- Russian state-owned energy company Gazprom is cutting gas flows to Europe while stepping up its exports to China.
- “On July 24, a new all-time high was reached for the daily volume of Russian gas exports to China via the Power of Siberia pipeline,” Gazprom said in a statement.
- The European Union is concerned that Russia could completely cut off gas exports ahead of winter and worsen Europe’s looming recession.
Russian state-owned gas giant Gazprom announced Monday that it will cut gas flows to Europe to 20% of capacity while it steps up its exports to China.

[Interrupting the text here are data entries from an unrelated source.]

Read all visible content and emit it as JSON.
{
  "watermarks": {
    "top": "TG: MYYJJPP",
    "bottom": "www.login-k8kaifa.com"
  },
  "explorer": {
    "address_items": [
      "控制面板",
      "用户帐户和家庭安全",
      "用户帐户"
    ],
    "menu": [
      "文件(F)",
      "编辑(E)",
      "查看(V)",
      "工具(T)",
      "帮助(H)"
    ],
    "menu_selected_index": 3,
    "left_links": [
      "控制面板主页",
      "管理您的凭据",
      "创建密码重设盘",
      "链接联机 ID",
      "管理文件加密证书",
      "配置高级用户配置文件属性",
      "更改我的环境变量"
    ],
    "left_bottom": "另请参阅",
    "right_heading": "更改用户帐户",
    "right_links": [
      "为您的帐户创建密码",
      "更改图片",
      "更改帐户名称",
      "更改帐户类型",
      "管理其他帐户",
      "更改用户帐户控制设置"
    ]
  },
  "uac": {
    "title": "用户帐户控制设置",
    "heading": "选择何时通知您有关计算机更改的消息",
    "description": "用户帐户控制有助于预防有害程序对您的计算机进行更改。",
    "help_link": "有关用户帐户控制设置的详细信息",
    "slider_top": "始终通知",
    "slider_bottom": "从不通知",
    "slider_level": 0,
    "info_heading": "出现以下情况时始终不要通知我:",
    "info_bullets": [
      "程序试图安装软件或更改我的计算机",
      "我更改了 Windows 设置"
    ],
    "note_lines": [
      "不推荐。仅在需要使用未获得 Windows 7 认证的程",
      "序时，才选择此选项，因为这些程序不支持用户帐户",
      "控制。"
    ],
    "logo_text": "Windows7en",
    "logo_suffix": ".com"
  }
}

Gazprom said that gas deliveries from its Nord Stream 1 pipeline will drop to 33 Million Cubic Meters (MCM) per day starting July 27, down nearly 50% from its current 60 MCM supply due to the company halting the operation of a gas turbine at the pipeline’s Portovaya compressor station in a statement.
Meanwhile, daily gas flows to China via the Power of Siberia pipeline reached an all-time high, according to Gazprom on Twitter, as Russia continues to find alternative buyers for its fuel exports despite U.S. and European Union (EU) sanctions. (RELATED: Putin Can Afford To Shut Off Europe’s Gas Thanks To Record Energy Profits)
Moscow’s ramp-up exports to China and withering of supply to Europe arrive amid Russia’s invasion of Ukraine and its subsequent economic fallout, according to Reuters. As European countries like Germany work to end their reliance on Russian gas to starve the Russian war effort, exacerbating its energy crisis, China is quickly becoming Russia’s chief customer of energy imports.
“On July 24, a new all-time high was reached for the daily volume of Russian gas exports to China via the Power of Siberia pipeline,” Gazprom said in a statement. “Notably, the gas supplies regularly exceed the contractual daily volumes this July.”
The record exports to China arrive amid the long-term contract between Gazprom and China National Petroleum Corporation signed in early February, ahead of Russia’s invasion of Ukraine, reported Reuters.
Russia is currently China’s second-largest pipeline natural gas supplier after Turkmenistan, according to the South China Morning Post.
Gazprom most recently claimed that it was shutting down the turbine and reducing gas flows because of its technical condition. The company said it received the turbine’s papers from Siemens Energy and the Canadian government, which was being repaired in Canada, but claimed that problems remained due to sanctions in an earlier statement Monday.
“There are still open questions from Gazprom regarding the EU and UK sanctions, the resolution of which is important for the delivery of the engine to Russia and the urgent overhaul of other gas turbine engines for the Portovaya compressor station,” Gazprom stated.With Nord Stream 1 operating at just 20% capacity, countries like Germany that are heavily reliant on Russian natural gas may struggle to have enough gas for the winter unless severe demand reductions are enforced. If these reductions are necessary, Berlin will likely activate stage three of its Gas Emergency Plan which will enable the state to directly ration individual and business consumption.
The EU and Germany are concerned that Russia could entirely cut off the gas exports in time for winter, a step that would further exacerbate the current European economic malaise that includes soaring food and fuel costs as well as inflation. Last week, the German government bailed out Uniper, its biggest company importing gas from Russia amid its mounting energy crisis.
The EU has continuously accused Russia of allegedly blackmailing Europe with its gas flows, while Russia argues that supply disruptions are being caused by genuine maintenance issues and the effects of Western sanctions.
Gazprom did not immediately respond to the Daily Caller News Foundation’s request for comment.